The number columns on the Check page (without a + or - sign) are code-line counts in the BASE (pre-PR) version: file size before this PR (0 for newly-added files), function body size before this PR (0 for new functions; original body size for deleted functions). +<n> / -<n> are code lines added / removed by this PR.

Files are sorted by added lines descending. Within each file, functions are split into a New: group (added by this PR), an Existing: group (modified by this PR), and a Deleted: group (removed by this PR), and within each group sorted by added lines descending, then removed lines descending. Files that are deleted in their entirety appear as a single per-file row (so the totals stay accurate) but skip the per-function breakdown. Sample shape:

quadrants/program/program_stream.cpp 0 +151
    New:
      StreamManager::create_event()             0     +18
      StreamManager::create_stream()            0     +18
      StreamManager::record_event()             0     +15
      StreamManager::destroy_event()            0     +13
      StreamManager::destroy_stream()           0     +13

python/quadrants/lang/stream.py 0 +111
    New:
      Event.destroy()             0      +9
      Stream.destroy()            0      +9
      Event._destroy_prog()       0      +8
      Stream._destroy_prog()      0      +8
      Event.__del__()             0      +7

quadrants/program/legacy_stream.cpp 42 -42
    # entire file deleted (per-function breakdown skipped)
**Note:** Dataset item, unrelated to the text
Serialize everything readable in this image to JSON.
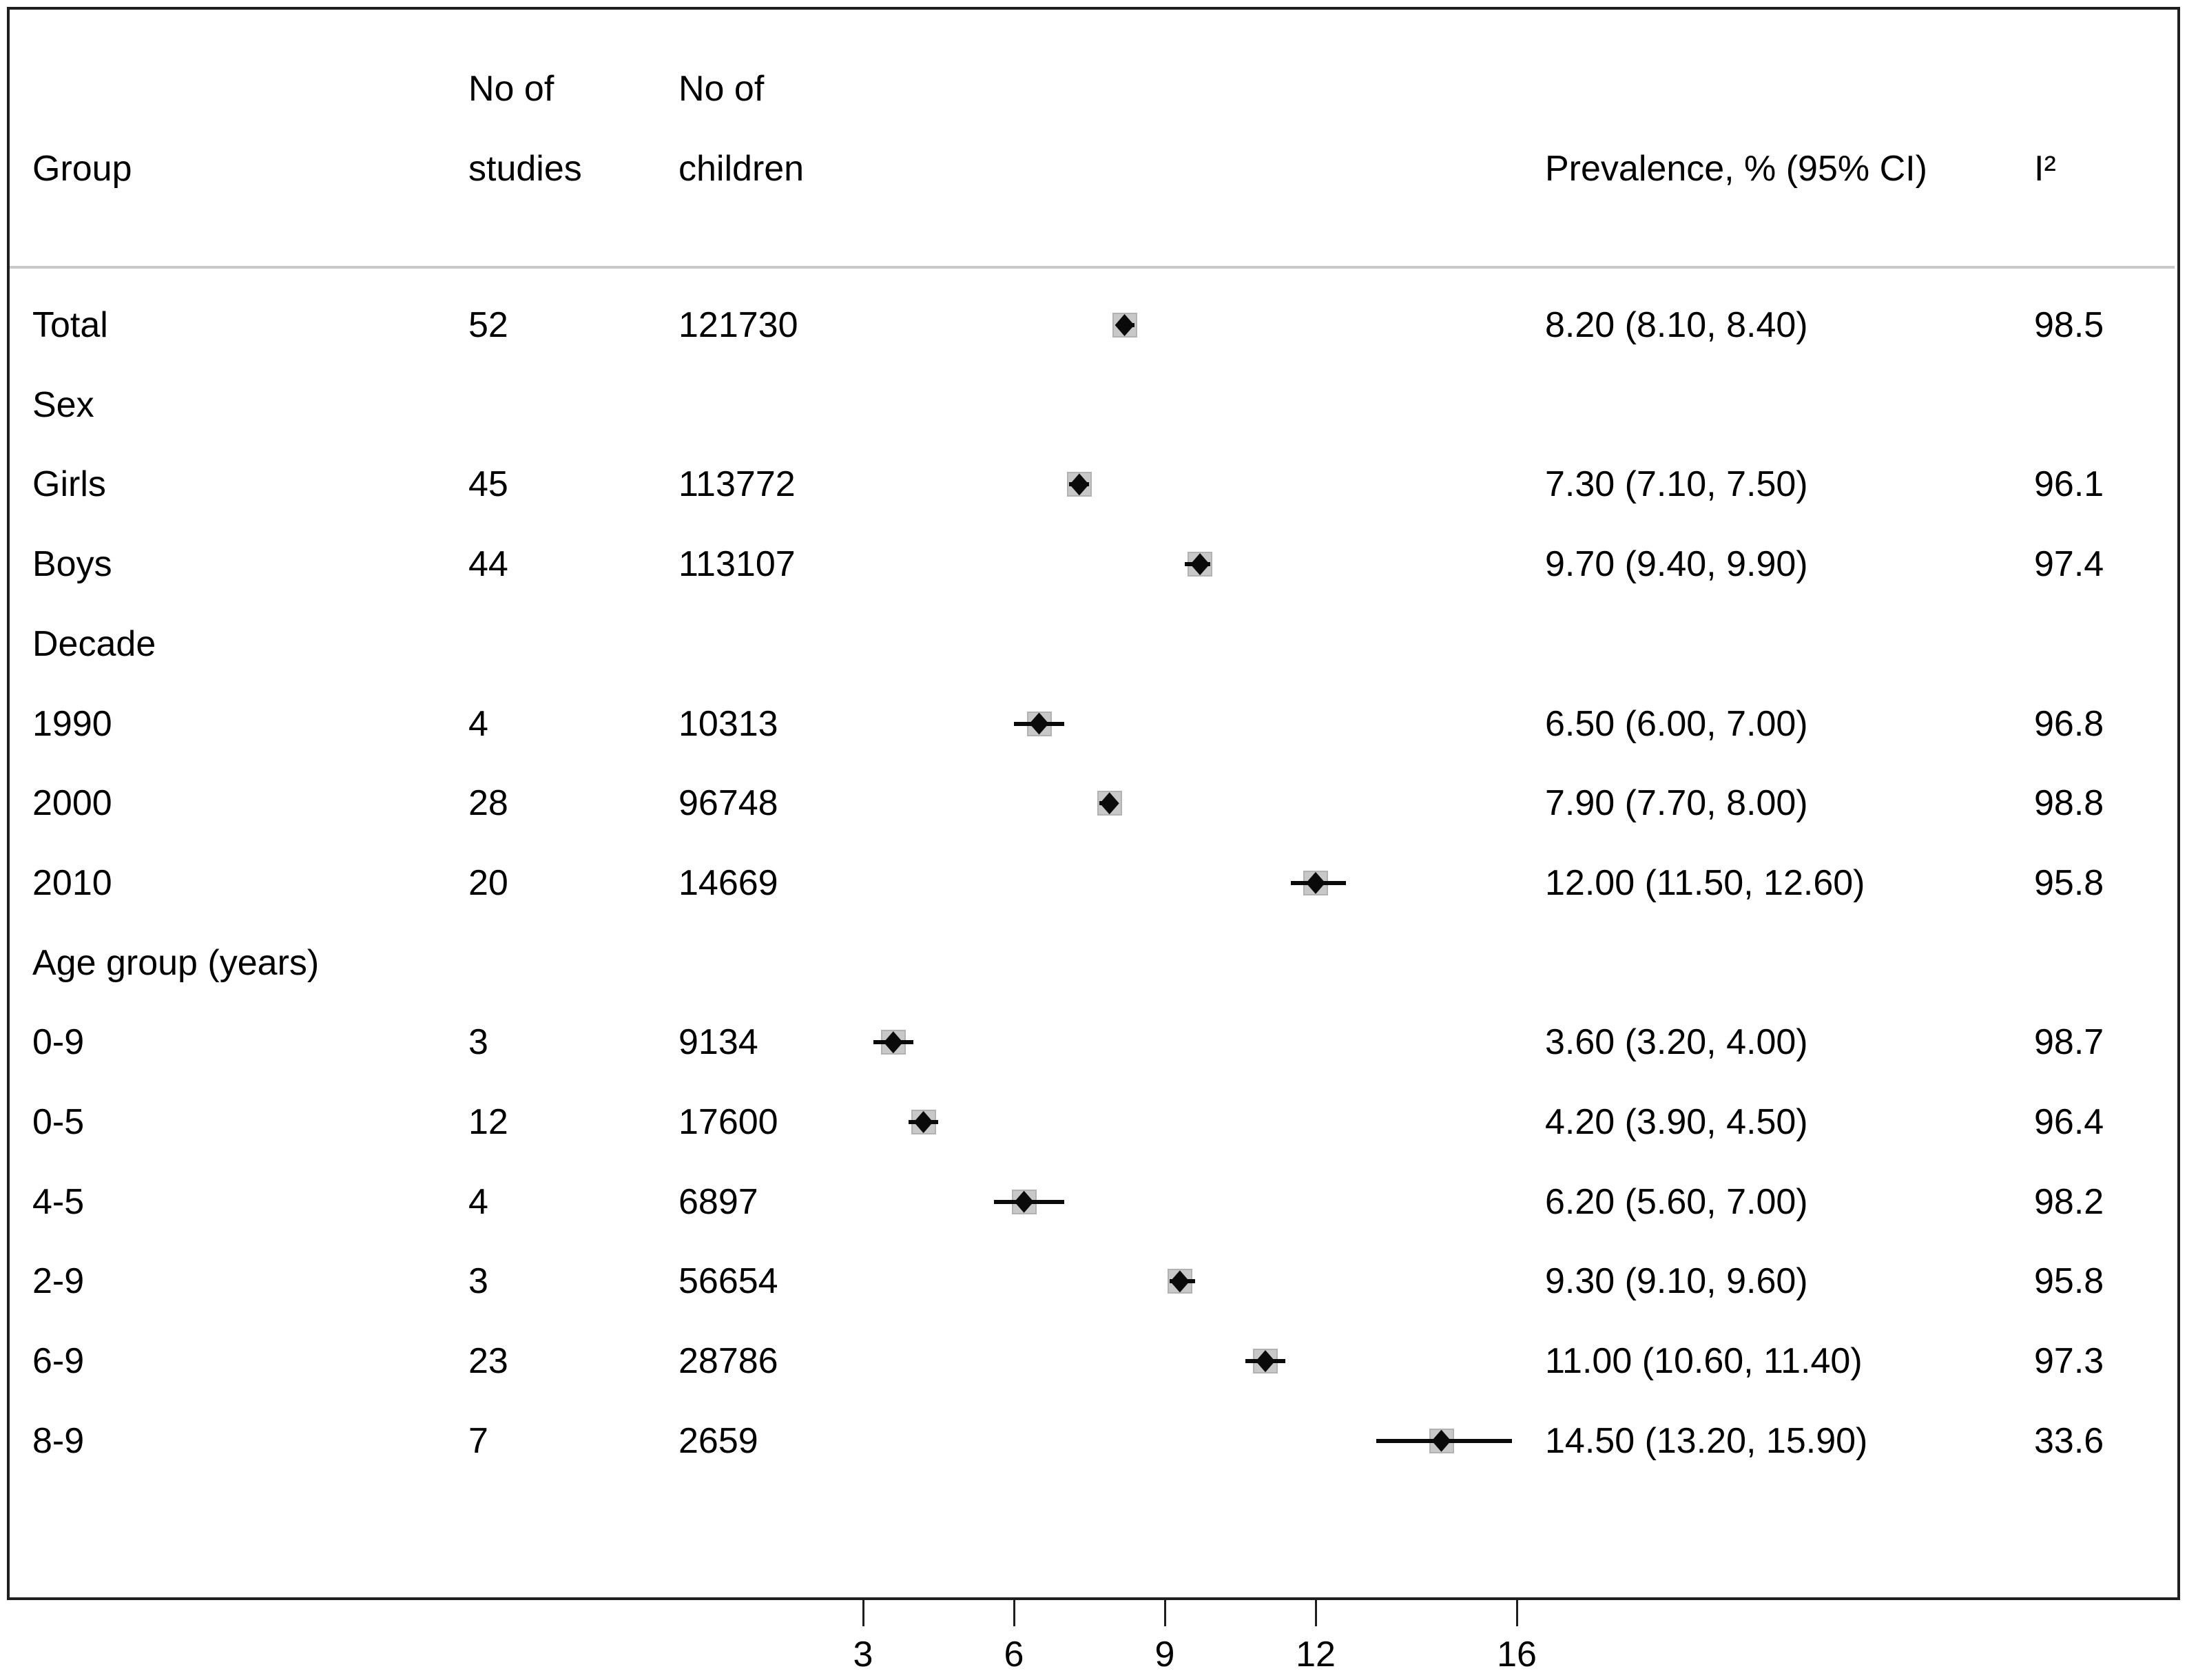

The 0 in the LoC column for the two new files reflects that both files did not exist before this PR (their pre-PR code-line count is 0). The 42 -42 row for legacy_stream.cpp is a fully-deleted file: 42 code lines existed before this PR and all 42 were removed.

This check is delayed by 30 minutes, to avoid running repeatedly if multiple commits pushed with a short delay between each.